The Daily Gamecock

Band told to leave Greene Street

The Wishing Well visits campus, violates USC solicitation policies

The Wishing Well, a five-part Australian orchestral rock band traveling from Charleston to Atlanta for another gig, stopped by Greene Street afternoon to blast music and sell CDs.

One problem, though: They weren’t invited by USC, and no one knew they were coming. So a little after 2 p.m., about four songs into their impromptu set, the band’s members were approached by Russell House officials, told they were in violation of USC noise and solicitation policies and asked to leave.

“I guess we were not allowed to play today,” said Rivkah Larkan, one of the band’s two violinists, as the band packed up their instruments and amplifiers. “We were here for about 20 minutes; just long enough to get warmed up [before being asked to leave].”

Larkan said the band hadn’t looked into playing at any local music venues, but had stopped in to just market their music.

“I got a call ... saying ‘What do you know about this band?’ and I said, ‘What band?’” said Ryan Gross, event services coordinator for the Russell House.

The main violations the band had committed were the use of amplified sound after 2 p.m. — the band had large amps set up on the sidewalk — and the fact that members were selling CDs, which constituted a violation of the university’s solicitation policy, according to Gross.

“There were problems across the board,” Gross said. “You don’t want vendors just showing up at any time.

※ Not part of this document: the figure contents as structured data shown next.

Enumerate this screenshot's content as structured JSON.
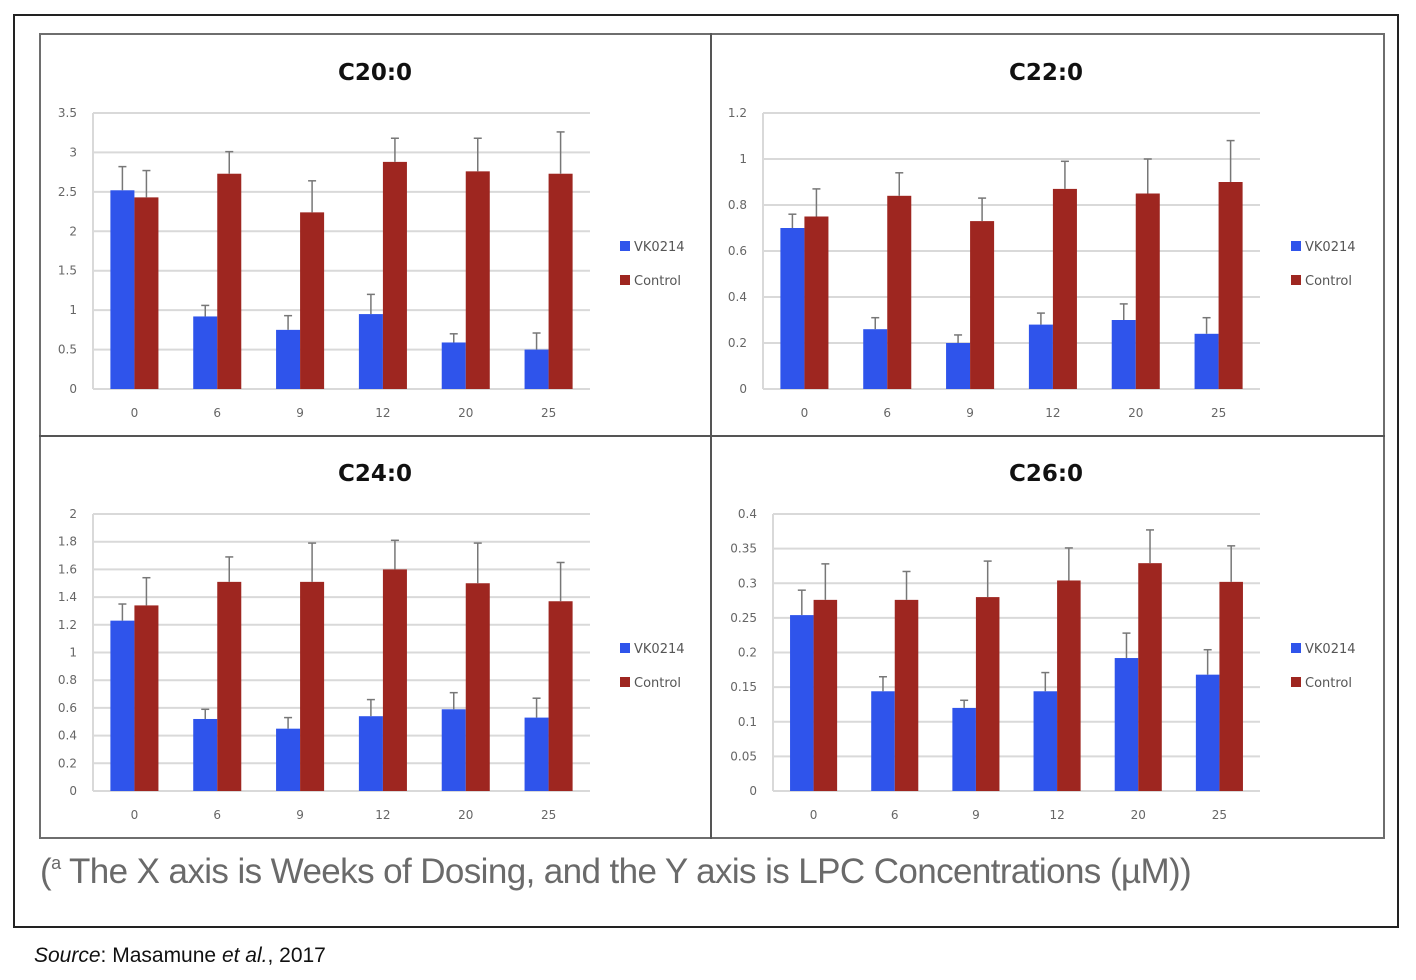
{
  "caption": {
    "open": "(",
    "superscript": "a",
    "text": " The X axis is Weeks of Dosing, and the Y axis is LPC Concentrations (µM))"
  },
  "source": {
    "label": "Source",
    "sep": ": Masamune ",
    "etal": "et al.",
    "year": ", 2017"
  },
  "colors": {
    "VK0214": "#2f54eb",
    "Control": "#9e2620",
    "grid": "#d9d9d9",
    "error_bar": "#777777"
  },
  "chart_data": [
    {
      "type": "bar",
      "title": "C20:0",
      "xlabel": "Weeks of Dosing",
      "ylabel": "LPC Concentrations (µM)",
      "categories": [
        "0",
        "6",
        "9",
        "12",
        "20",
        "25"
      ],
      "ylim": [
        0,
        3.5
      ],
      "yticks": [
        "0",
        "0.5",
        "1",
        "1.5",
        "2",
        "2.5",
        "3",
        "3.5"
      ],
      "ytick_values": [
        0,
        0.5,
        1,
        1.5,
        2,
        2.5,
        3,
        3.5
      ],
      "grid": true,
      "legend_position": "right",
      "series": [
        {
          "name": "VK0214",
          "values": [
            2.52,
            0.92,
            0.75,
            0.95,
            0.59,
            0.5
          ],
          "errors": [
            0.3,
            0.14,
            0.18,
            0.25,
            0.11,
            0.21
          ]
        },
        {
          "name": "Control",
          "values": [
            2.43,
            2.73,
            2.24,
            2.88,
            2.76,
            2.73
          ],
          "errors": [
            0.34,
            0.28,
            0.4,
            0.3,
            0.42,
            0.53
          ]
        }
      ]
    },
    {
      "type": "bar",
      "title": "C22:0",
      "xlabel": "Weeks of Dosing",
      "ylabel": "LPC Concentrations (µM)",
      "categories": [
        "0",
        "6",
        "9",
        "12",
        "20",
        "25"
      ],
      "ylim": [
        0,
        1.2
      ],
      "yticks": [
        "0",
        "0.2",
        "0.4",
        "0.6",
        "0.8",
        "1",
        "1.2"
      ],
      "ytick_values": [
        0,
        0.2,
        0.4,
        0.6,
        0.8,
        1,
        1.2
      ],
      "grid": true,
      "legend_position": "right",
      "series": [
        {
          "name": "VK0214",
          "values": [
            0.7,
            0.26,
            0.2,
            0.28,
            0.3,
            0.24
          ],
          "errors": [
            0.06,
            0.05,
            0.035,
            0.05,
            0.07,
            0.07
          ]
        },
        {
          "name": "Control",
          "values": [
            0.75,
            0.84,
            0.73,
            0.87,
            0.85,
            0.9
          ],
          "errors": [
            0.12,
            0.1,
            0.1,
            0.12,
            0.15,
            0.18
          ]
        }
      ]
    },
    {
      "type": "bar",
      "title": "C24:0",
      "xlabel": "Weeks of Dosing",
      "ylabel": "LPC Concentrations (µM)",
      "categories": [
        "0",
        "6",
        "9",
        "12",
        "20",
        "25"
      ],
      "ylim": [
        0,
        2
      ],
      "yticks": [
        "0",
        "0.2",
        "0.4",
        "0.6",
        "0.8",
        "1",
        "1.2",
        "1.4",
        "1.6",
        "1.8",
        "2"
      ],
      "ytick_values": [
        0,
        0.2,
        0.4,
        0.6,
        0.8,
        1,
        1.2,
        1.4,
        1.6,
        1.8,
        2
      ],
      "grid": true,
      "legend_position": "right",
      "series": [
        {
          "name": "VK0214",
          "values": [
            1.23,
            0.52,
            0.45,
            0.54,
            0.59,
            0.53
          ],
          "errors": [
            0.12,
            0.07,
            0.08,
            0.12,
            0.12,
            0.14
          ]
        },
        {
          "name": "Control",
          "values": [
            1.34,
            1.51,
            1.51,
            1.6,
            1.5,
            1.37
          ],
          "errors": [
            0.2,
            0.18,
            0.28,
            0.21,
            0.29,
            0.28
          ]
        }
      ]
    },
    {
      "type": "bar",
      "title": "C26:0",
      "xlabel": "Weeks of Dosing",
      "ylabel": "LPC Concentrations (µM)",
      "categories": [
        "0",
        "6",
        "9",
        "12",
        "20",
        "25"
      ],
      "ylim": [
        0,
        0.4
      ],
      "yticks": [
        "0",
        "0.05",
        "0.1",
        "0.15",
        "0.2",
        "0.25",
        "0.3",
        "0.35",
        "0.4"
      ],
      "ytick_values": [
        0,
        0.05,
        0.1,
        0.15,
        0.2,
        0.25,
        0.3,
        0.35,
        0.4
      ],
      "grid": true,
      "legend_position": "right",
      "series": [
        {
          "name": "VK0214",
          "values": [
            0.254,
            0.144,
            0.12,
            0.144,
            0.192,
            0.168
          ],
          "errors": [
            0.036,
            0.021,
            0.011,
            0.027,
            0.036,
            0.036
          ]
        },
        {
          "name": "Control",
          "values": [
            0.276,
            0.276,
            0.28,
            0.304,
            0.329,
            0.302
          ],
          "errors": [
            0.052,
            0.041,
            0.052,
            0.047,
            0.048,
            0.052
          ]
        }
      ]
    }
  ]
}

They were really nice about it. But we’re gatekeepers of policy, and they were in violation of it.”

Kim McMahon, director of the Russell House, noticed the band first and reported it to Gross.

“People do that a lot,” she said, referring to unannounced solicitors. “People want to sell to college students.”

The band played at the Blind Tiger Pub in Charleston earlier this week and will perform at WonderRoot in Atlanta with Greenside Manners, Sons of Daughters and Louder Milk and Moon tonight at 8 p.m.

“They were pretty good,” Gross said. “If there were a way to get them back legally and according to policy, we’d love to have them back.”